The chronotype calculations of the MCTQ rely both on structured work schedules (including those of shift workers: Juda et al., 2013b) and on sleep times on days, when people can fall asleep and wake up by themselves (usually work-free days). The latter is necessary to estimate as close as possible the participant’s circadian sleep window (surrogating internal time), and the former is necessary to calculate the weighted average week sleep duration, used for determining MSFsc (for analysis algorithms, see Supplementary Material in Roenneberg et al., 2012). In its present form, the MCTQ cannot successfully chronotype people, who do not comply with these prerequisites.
Since the MCTQ’s key questions demand answers in local time, participants must also have a clear notion of and access to local time, which excludes many patients and people living in preindustrial cultures. Although it is true that the MEQ is easier to use for these populations than the MCTQ, the morningness score does not—as discussed above—assess phase of entrainment. In lieu of a clock-time-free MCTQ, internal time of these people can only be assessed by actimetry or by dim-light melatonin onsets. It should also be noted that the MCTQ should not be used to chronotype people suffering from severe sleep disturbances.
Whenever a study measures a biochemical, metabolic, neuronal, or cognitive function in humans across the 24-h day, the results should be analyzed not only according to local time but also in reference to sun time, to individual internal time as well as to time awake. If one, for example, would investigate the mistakes people make when typing a given text into the computer at different times of day, I would take a bet that (1) the number of mistakes would systematically vary over the course of 24 h and (2) that these variations would be chronotype dependent.
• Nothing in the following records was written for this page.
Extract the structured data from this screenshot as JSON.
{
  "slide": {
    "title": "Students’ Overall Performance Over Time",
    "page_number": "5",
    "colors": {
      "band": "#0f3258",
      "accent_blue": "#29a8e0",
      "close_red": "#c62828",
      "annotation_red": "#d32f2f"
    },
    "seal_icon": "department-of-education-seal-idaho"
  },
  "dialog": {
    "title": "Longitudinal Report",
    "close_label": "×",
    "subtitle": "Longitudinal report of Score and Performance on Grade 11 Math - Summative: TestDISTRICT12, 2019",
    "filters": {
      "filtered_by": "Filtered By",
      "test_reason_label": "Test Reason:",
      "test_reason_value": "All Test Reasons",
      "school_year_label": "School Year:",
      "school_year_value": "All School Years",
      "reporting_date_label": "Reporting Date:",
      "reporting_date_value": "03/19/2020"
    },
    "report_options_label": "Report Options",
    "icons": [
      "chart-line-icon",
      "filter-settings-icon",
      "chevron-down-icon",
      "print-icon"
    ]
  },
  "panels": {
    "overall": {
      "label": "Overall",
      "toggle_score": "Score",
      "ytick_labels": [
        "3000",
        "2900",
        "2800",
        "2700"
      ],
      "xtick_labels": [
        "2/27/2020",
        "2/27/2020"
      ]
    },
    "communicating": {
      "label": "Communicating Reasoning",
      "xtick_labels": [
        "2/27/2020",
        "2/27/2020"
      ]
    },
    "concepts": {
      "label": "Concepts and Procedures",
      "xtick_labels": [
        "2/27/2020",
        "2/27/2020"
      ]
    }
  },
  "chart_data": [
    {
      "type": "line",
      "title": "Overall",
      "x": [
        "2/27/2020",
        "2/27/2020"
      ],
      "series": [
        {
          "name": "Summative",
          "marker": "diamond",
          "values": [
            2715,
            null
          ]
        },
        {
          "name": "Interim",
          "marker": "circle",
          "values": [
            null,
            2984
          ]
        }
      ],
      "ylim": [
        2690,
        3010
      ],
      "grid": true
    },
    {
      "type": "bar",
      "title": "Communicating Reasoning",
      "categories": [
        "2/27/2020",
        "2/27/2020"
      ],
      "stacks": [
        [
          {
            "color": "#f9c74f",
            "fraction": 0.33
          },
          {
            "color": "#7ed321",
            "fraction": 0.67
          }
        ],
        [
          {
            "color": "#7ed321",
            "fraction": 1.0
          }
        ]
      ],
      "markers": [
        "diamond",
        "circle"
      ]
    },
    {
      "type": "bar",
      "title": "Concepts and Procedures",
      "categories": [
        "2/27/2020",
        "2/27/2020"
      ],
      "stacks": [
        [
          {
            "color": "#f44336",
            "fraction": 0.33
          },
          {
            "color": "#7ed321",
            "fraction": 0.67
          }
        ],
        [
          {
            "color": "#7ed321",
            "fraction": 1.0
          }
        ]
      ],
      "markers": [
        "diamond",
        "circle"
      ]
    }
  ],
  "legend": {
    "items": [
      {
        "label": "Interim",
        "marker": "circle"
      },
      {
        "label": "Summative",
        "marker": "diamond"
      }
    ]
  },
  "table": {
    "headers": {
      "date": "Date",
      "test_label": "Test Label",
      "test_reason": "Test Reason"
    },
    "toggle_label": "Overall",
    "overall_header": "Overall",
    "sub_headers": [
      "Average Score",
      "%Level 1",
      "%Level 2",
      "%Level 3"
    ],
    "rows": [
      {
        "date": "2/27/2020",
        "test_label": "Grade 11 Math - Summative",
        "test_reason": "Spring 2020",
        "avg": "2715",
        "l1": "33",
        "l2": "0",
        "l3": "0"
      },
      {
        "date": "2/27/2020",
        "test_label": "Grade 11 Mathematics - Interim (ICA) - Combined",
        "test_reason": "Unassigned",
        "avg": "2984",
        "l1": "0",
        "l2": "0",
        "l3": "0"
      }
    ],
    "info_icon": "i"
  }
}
To find out the time when people are “having trouble typing,” I would certainly analyze the results on all 4 time-axes: 1) local time is obviously available from the experimental protocol, 2) the respective sun time can be looked up or calculated, 3) time awake should be determined by asking participants when they woke up, and finally 4) internal time (expressed as hours since MSFsc), which can be readily assessed by the MCTQ.
Footnotes
Acknowledgements
I thank Céline Vetter, Lena Keller, Luisa Klaus Pilz, and Serge Daan for their very constructive comments on the manuscript.
Conflict of Interest Statement
The author is also one of the authors of the MCTQ. Otherwise the author has no potential conflicts of interest with respect to the research, authorship, and/or publication of this article.